Mesmo com pouca idade, William descreve com precisão os efeitos
incertos da informalidade para o bolso. “Aprendi esse serviço com um homem que
eu considero pai e acho que é um bom trabalho. Quando eu aplico nos quatro
vidros e na traseira do carro, o serviço fica por R$ 80. Quando é completo,
faço por R$ 100. Só que não é sempre que eu faço, aí não é sempre que eu
ganho”, detalha.
Piora na Previdência
- Com os trabalhadores mais novos fora do mercado de trabalho, haverá menos
contribuição para o sistema previdenciário e, portanto, um prejuízo para as
contas da previdência. “Quanto mais lentamente o mercado de trabalho se
recuperar, mais difícil vai ser a capacidade de a Previdência se tornar
sustentável”, diz Donato.
Levantamento da
consultoria iDados mostra que houve uma queda considerável na proporção de
jovens que contribuem para a Previdência Social nos últimos anos. Em 2012,
36,5% dessa população participava do sistema; no final de 2018, essa fatia
havia caído para 28,5%.
O atual modelo de previdência brasileiro é contributivo – ou seja, os
trabalhadores da ativa pagam os benefícios dos aposentados. Com menos jovens
entrando no sistema e mais brasileiros se aposentando, o desequilíbrio nas
contas tende a aumentar, comprometendo cada vez mais a capacidade da
Previdência Social que, em 2018, teve um rombo recorde de R$ 290,2 bilhões.

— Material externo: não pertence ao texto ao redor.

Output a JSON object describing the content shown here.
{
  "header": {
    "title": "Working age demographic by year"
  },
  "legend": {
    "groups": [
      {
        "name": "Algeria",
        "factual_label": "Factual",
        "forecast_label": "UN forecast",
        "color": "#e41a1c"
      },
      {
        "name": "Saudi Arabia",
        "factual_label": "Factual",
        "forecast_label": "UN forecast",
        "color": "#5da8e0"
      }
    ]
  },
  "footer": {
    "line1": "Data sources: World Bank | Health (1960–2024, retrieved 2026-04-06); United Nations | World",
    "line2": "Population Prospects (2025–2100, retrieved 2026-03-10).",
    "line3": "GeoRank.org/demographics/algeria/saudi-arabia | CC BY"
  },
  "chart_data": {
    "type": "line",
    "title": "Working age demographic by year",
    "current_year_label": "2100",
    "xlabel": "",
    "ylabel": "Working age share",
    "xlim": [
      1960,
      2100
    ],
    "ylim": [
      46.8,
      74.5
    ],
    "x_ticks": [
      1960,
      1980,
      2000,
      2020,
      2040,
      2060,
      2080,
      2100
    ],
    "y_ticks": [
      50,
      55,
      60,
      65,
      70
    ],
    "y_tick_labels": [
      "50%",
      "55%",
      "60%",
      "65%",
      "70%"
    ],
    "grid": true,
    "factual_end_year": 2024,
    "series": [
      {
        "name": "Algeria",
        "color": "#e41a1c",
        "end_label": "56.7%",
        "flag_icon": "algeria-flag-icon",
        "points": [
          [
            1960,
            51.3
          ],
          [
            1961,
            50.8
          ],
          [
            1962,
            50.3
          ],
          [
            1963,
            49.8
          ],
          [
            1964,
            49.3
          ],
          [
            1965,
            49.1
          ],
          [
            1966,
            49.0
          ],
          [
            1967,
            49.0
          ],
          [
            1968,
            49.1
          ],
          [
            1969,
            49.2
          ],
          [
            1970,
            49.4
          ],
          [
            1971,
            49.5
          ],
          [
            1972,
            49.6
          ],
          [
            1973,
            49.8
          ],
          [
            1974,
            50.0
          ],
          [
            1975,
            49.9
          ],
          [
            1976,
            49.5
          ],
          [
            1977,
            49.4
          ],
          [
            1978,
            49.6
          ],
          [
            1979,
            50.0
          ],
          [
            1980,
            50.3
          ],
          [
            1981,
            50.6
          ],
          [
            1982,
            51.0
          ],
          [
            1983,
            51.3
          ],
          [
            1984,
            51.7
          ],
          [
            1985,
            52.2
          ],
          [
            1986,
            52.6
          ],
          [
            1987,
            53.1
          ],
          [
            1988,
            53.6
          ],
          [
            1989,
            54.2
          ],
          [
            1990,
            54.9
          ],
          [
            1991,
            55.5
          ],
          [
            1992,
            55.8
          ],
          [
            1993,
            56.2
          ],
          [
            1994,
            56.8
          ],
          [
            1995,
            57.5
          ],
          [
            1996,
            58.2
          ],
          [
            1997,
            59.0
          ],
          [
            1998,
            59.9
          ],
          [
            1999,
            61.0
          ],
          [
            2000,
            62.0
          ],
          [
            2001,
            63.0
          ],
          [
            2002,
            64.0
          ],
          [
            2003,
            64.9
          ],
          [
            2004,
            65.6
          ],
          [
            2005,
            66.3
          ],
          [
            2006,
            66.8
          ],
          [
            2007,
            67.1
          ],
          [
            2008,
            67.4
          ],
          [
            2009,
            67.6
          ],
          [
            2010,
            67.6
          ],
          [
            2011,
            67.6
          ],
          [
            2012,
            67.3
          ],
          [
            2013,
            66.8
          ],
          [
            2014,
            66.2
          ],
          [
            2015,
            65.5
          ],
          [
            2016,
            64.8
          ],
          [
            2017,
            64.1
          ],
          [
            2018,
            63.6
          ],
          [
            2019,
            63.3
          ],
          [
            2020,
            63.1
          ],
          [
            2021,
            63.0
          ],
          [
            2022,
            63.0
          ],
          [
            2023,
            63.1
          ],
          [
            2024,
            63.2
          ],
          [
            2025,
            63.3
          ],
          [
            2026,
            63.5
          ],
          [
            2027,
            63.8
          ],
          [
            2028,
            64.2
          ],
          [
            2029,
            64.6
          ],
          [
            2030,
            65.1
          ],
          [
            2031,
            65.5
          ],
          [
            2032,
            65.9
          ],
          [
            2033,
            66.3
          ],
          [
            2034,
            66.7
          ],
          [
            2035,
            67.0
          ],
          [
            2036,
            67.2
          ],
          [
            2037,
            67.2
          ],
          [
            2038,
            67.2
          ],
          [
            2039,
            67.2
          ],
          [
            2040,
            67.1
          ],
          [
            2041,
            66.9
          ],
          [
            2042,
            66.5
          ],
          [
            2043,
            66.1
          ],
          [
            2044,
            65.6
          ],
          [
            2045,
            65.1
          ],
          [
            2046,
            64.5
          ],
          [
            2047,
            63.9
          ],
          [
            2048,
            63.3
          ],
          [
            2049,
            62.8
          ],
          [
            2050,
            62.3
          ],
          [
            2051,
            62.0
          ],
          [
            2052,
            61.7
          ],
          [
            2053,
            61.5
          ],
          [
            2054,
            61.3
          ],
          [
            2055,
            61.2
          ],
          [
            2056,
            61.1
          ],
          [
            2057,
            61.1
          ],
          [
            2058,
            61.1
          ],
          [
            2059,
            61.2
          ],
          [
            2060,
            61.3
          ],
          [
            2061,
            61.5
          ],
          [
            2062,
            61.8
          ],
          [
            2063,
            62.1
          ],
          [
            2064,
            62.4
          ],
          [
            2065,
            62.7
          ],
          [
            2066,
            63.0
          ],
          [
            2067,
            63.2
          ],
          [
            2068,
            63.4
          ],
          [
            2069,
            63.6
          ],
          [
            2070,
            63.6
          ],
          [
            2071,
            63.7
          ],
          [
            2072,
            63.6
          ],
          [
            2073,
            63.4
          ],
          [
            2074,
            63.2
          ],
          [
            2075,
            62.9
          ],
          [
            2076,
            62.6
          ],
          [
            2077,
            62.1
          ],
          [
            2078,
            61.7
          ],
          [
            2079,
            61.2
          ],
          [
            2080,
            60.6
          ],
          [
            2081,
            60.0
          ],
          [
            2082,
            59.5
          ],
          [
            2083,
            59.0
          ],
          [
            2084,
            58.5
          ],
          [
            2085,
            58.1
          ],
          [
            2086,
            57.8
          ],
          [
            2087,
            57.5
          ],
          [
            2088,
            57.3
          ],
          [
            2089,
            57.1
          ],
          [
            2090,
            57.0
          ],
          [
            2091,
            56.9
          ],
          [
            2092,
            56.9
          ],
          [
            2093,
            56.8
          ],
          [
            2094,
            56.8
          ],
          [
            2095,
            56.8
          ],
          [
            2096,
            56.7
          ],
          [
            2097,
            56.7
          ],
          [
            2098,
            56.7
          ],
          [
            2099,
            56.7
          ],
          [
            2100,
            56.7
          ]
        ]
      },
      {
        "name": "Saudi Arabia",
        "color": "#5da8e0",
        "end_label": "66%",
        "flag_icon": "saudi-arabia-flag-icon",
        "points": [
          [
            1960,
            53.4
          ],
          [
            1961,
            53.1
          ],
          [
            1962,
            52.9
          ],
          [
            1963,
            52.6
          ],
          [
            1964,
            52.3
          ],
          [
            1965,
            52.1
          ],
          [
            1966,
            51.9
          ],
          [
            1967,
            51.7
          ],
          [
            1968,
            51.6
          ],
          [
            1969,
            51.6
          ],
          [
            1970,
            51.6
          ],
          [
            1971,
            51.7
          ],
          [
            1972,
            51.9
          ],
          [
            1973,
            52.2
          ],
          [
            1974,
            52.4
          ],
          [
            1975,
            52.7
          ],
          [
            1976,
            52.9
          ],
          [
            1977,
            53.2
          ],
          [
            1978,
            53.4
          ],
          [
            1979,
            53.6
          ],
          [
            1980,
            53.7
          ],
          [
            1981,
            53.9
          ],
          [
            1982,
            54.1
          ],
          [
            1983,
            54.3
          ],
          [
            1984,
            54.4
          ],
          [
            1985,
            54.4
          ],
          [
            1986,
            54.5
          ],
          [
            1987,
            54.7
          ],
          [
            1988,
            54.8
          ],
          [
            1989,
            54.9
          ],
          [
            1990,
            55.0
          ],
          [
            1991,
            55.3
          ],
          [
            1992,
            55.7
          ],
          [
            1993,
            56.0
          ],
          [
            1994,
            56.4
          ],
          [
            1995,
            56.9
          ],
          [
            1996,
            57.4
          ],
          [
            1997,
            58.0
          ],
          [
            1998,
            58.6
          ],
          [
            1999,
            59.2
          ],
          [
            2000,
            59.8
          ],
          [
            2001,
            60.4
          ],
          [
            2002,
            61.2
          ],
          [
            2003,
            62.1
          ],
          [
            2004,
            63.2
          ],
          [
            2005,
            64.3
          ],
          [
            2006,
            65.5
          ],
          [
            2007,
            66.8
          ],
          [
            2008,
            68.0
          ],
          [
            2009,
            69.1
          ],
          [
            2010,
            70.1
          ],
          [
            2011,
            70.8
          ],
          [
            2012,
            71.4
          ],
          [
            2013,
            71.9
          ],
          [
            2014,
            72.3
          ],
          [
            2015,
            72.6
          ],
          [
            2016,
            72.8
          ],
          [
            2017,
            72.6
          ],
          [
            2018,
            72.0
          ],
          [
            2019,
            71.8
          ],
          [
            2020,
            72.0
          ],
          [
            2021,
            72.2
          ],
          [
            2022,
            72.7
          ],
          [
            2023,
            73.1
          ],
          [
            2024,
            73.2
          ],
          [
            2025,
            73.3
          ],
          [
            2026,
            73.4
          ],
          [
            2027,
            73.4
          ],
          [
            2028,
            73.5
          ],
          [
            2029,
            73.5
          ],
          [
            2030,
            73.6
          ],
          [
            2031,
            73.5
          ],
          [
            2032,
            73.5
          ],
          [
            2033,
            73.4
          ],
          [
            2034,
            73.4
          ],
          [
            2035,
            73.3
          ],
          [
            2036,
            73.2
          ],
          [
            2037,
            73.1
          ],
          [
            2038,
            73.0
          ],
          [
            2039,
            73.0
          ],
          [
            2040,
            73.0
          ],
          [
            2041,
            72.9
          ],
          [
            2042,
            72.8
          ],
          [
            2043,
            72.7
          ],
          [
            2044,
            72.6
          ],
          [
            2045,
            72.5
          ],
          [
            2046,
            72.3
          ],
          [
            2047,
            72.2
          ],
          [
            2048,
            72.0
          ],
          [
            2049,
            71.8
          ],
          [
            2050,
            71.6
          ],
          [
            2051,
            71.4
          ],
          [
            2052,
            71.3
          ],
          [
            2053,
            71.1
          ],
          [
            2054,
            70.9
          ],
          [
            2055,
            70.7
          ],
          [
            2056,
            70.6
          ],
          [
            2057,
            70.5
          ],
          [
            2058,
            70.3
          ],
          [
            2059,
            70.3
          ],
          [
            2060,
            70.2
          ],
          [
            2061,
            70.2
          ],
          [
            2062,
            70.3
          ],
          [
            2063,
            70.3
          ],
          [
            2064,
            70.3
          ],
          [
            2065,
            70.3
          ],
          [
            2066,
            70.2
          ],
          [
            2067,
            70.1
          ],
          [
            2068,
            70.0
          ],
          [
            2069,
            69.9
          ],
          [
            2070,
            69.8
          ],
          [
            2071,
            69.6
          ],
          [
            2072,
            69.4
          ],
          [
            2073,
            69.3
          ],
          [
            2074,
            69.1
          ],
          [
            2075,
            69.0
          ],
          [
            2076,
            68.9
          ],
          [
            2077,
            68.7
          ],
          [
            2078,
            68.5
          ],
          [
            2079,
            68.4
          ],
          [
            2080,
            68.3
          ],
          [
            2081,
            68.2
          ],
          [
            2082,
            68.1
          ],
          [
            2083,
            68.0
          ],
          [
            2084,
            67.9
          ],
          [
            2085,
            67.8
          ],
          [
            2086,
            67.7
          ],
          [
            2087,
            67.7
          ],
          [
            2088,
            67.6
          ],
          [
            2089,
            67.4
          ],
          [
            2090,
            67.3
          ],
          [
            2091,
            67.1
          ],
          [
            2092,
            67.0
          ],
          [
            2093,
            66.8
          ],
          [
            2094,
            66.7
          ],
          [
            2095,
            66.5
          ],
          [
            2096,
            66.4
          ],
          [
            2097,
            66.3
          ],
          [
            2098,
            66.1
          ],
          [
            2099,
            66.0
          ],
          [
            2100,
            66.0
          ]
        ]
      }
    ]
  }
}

Os dados do estudo sugerem que os jovens não estão contribuindo por
falta de oferta de vagas formais, não por estarem adiando a entrada no mercado
de trabalho para aprimorar sua formação – o que indica jovens desempregados e
com baixa qualificação.
"Se esses números refletissem o adiamento da entrada no mercado de
trabalho (por motivos de estudo, por exemplo), esperaríamos que essa perda
fosse compensada com maiores rendimentos no futuro. Contudo, o que os dados
mostram é que a taxa de frequência escolar não se alterou para o grupo dos
desassistidos, e a queda observada também ocorre quando restringimos a análise
somente aos jovens que trabalham (excluindo os estudantes e os nem-nem)",
aponta o estudo.
"O cenário econômico demora para melhorar. Daqui a alguns anos o
mercado voltará a ser atrativo, não como era nos anos 2000, mas esse jovem vai
encontrar um mercado um pouco melhor. Só que isso demora, não é para
agora", acredita Juliana, do Insper.
"Se esse jovem aproveitar agora para se qualificar, aprender línguas e
lidar com a tecnologia ele estará mais preparado para a nova onda que virá. Mas
nós vamos dar uma tropeçada num presente que não gostaríamos que tivéssemos
hoje", conclui. (G1)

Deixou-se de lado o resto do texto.